BIO vagy B10 Creative Commons License 2006.08.31 0 0 188

Somali Islamists send delegation to peace talks


Witnesses said the 17-strong Islamist team, including Sheikh Mukhtar Ali Robow, deputy security chief, boarded a plane at Mogadishu International Airport sent by the Arab League, who are spearheading the Khartoum talks scheduled for Saturday.

The Islamist team is led by Ibrahim Hussein Adow, who is in charge of foreign relations and is already in Khartoum.

The Islamists seized Mogadishu from U.S.-backed warlords in June, becoming a potent threat to an interim government racked by months of infighting and too weak to move from its temporary seat in the southern town of Baidoa.

Parliament speaker Sharif Hassan Sheikh Adan is heading the interim government delegation, which arrived in Khartoum earlier this week. Government spokesman Abdirahman Dinari complained the Islamists had sent a low-level team that cannot take decisions.
"The government really wanted them to send a strong delegation," he told Reuters, "We have always been committed to the talks and that's why we sent a high-powered delegation."
The interim government last met their Islamist rivals in Khartoum on June 22. They agreed then to stop military campaigns and recognise each other.

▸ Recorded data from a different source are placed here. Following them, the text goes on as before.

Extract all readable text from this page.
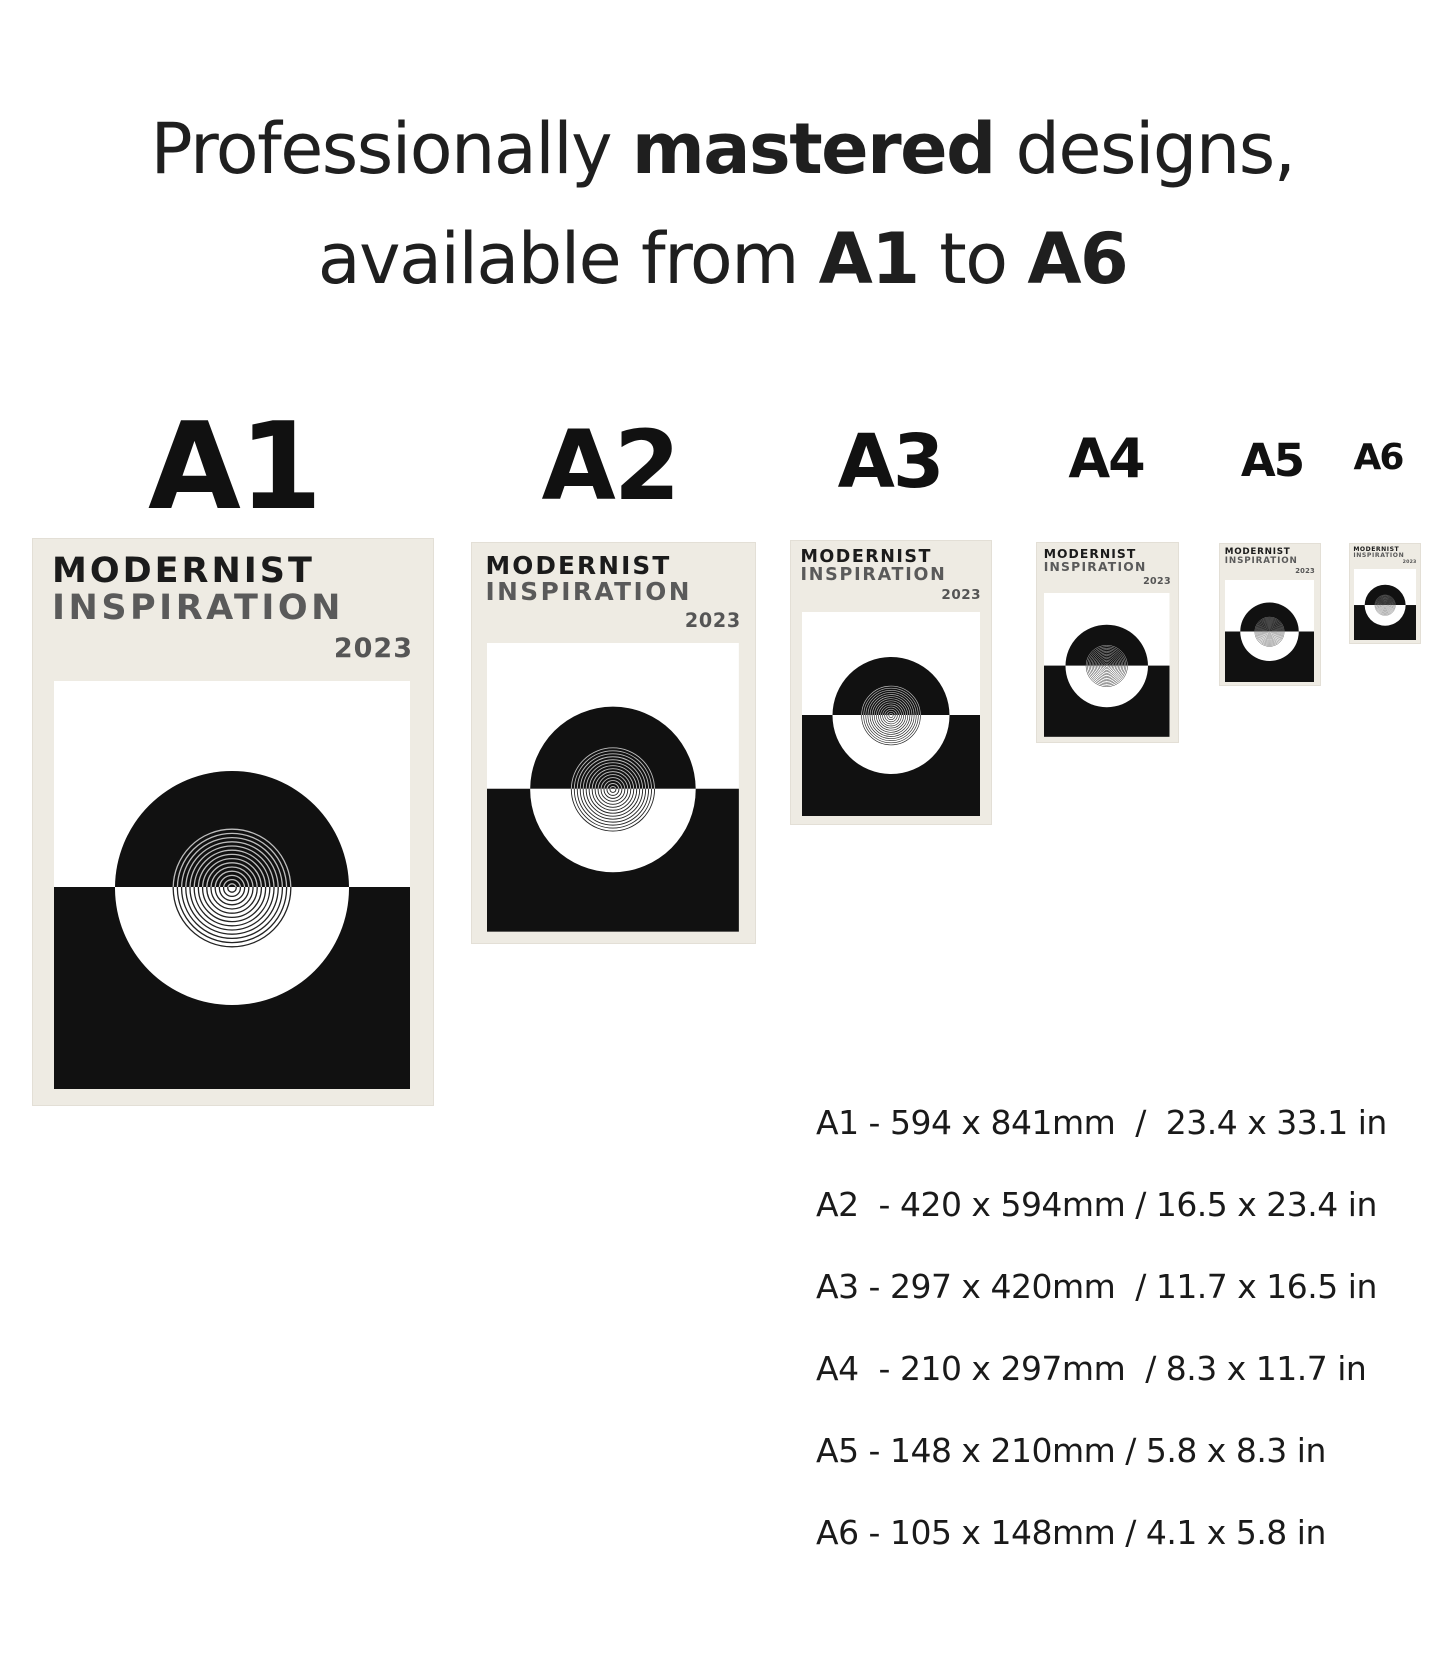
Professionally mastered designs,
available from A1 to A6
A1 A2 A3 A4 A5 A6
MODERNIST
INSPIRATION
2023
MODERNIST
INSPIRATION
2023
MODERNIST
INSPIRATION
2023
MODERNIST
INSPIRATION
2023
MODERNIST
INSPIRATION
2023
MODERNIST
INSPIRATION
2023
A1 - 594 x 841mm  /  23.4 x 33.1 in
A2  - 420 x 594mm / 16.5 x 23.4 in
A3 - 297 x 420mm  / 11.7 x 16.5 in
A4  - 210 x 297mm  / 8.3 x 11.7 in
A5 - 148 x 210mm / 5.8 x 8.3 in
A6 - 105 x 148mm / 4.1 x 5.8 in
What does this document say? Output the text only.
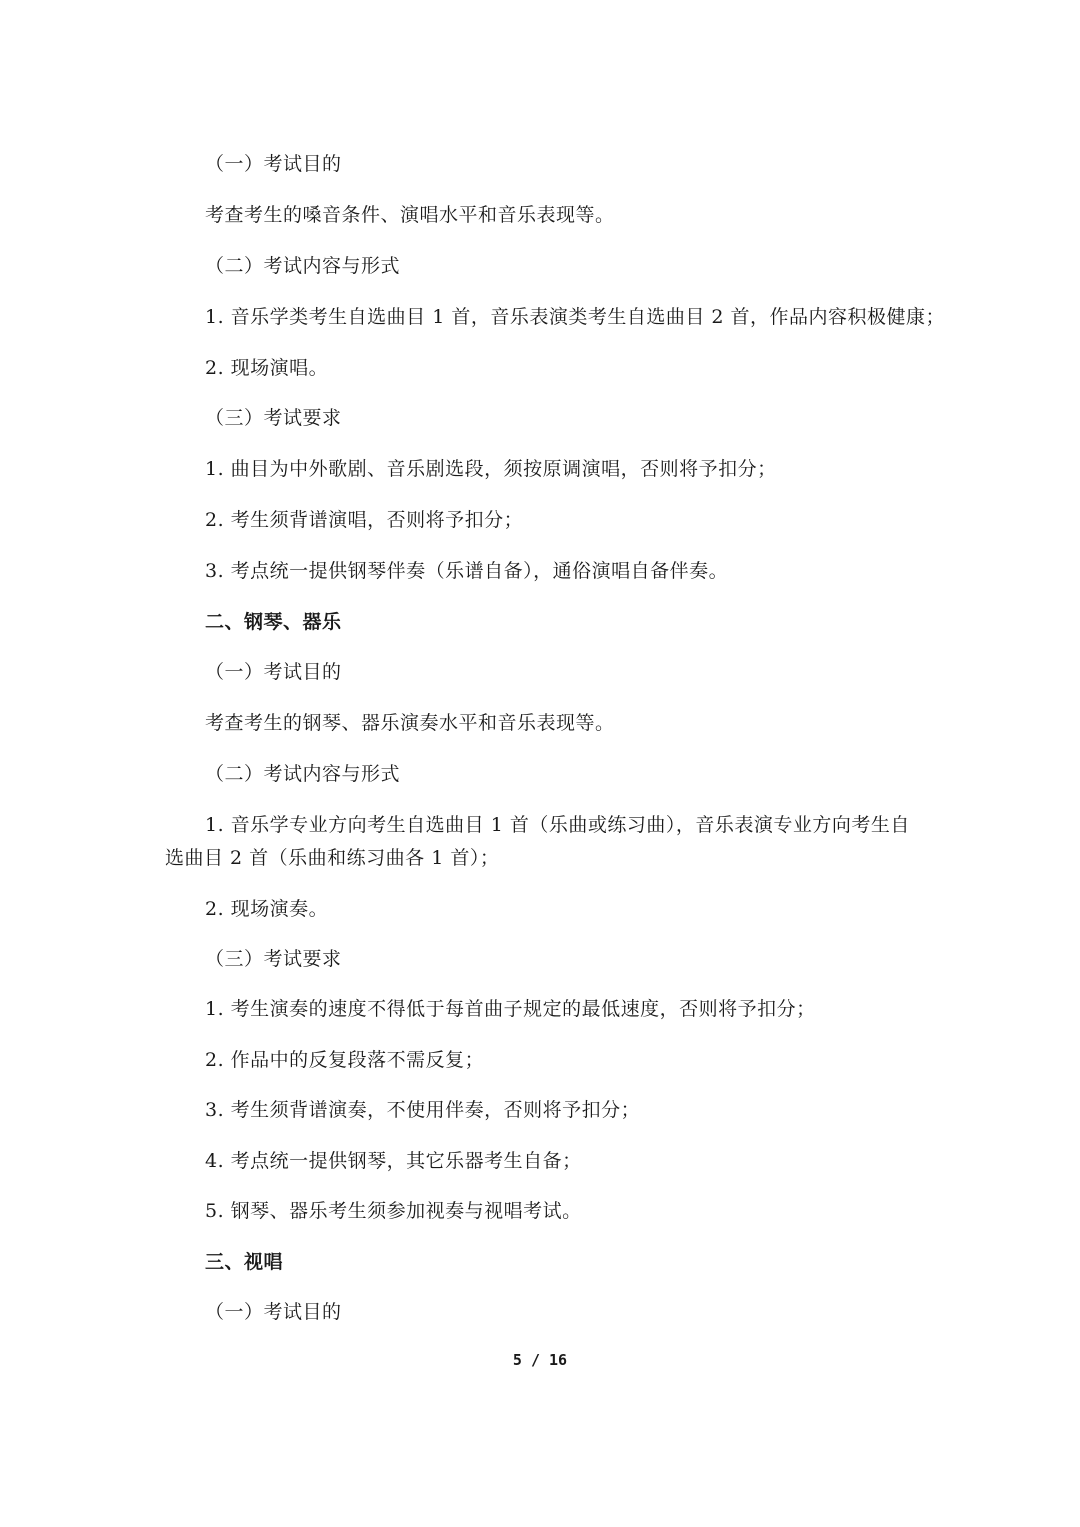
（一）考试目的
考查考生的嗓音条件、演唱水平和音乐表现等。
（二）考试内容与形式
1. 音乐学类考生自选曲目 1 首，音乐表演类考生自选曲目 2 首，作品内容积极健康；
2. 现场演唱。
（三）考试要求
1. 曲目为中外歌剧、音乐剧选段，须按原调演唱，否则将予扣分；
2. 考生须背谱演唱，否则将予扣分；
3. 考点统一提供钢琴伴奏（乐谱自备），通俗演唱自备伴奏。
二、钢琴、器乐
（一）考试目的
考查考生的钢琴、器乐演奏水平和音乐表现等。
（二）考试内容与形式
1. 音乐学专业方向考生自选曲目 1 首（乐曲或练习曲），音乐表演专业方向考生自
选曲目 2 首（乐曲和练习曲各 1 首）；
2. 现场演奏。
（三）考试要求
1. 考生演奏的速度不得低于每首曲子规定的最低速度，否则将予扣分；
2. 作品中的反复段落不需反复；
3. 考生须背谱演奏，不使用伴奏，否则将予扣分；
4. 考点统一提供钢琴，其它乐器考生自备；
5. 钢琴、器乐考生须参加视奏与视唱考试。
三、视唱
（一）考试目的
5 / 16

But government allegations that the Islamists have broken the pact against military expansion, and Islamist claims of foreign interference in Somalia, have stalled the discussions.

"There is always hope," Ugas Ahmed Bile, a member of the Islamist delegation, told Reuters.
"But we need to discuss with the government the presence of those troops in our country before any agreement is reached," he said, referring to Islamist claims that Ethiopian and Ugandan troops have entered Somalia to support the interim government.

The government's new Defence Minister Bare Aden Shire on Thursday urged countries in the region that have discussed sending peacekeeping troops to Somalia to instead help it to build up its own national armed forces.

"I am against the deployment of foreign troops," Shire told Reuters from the Somali town of Kismayu. "We have our own troops, Somalia's former national forces are present, they should be reintegrated."

International donors on Tuesday said they were ready to help rebuild Somalia, but only if the interim government can agree to share power with the Islamists and end 15 years of fighting.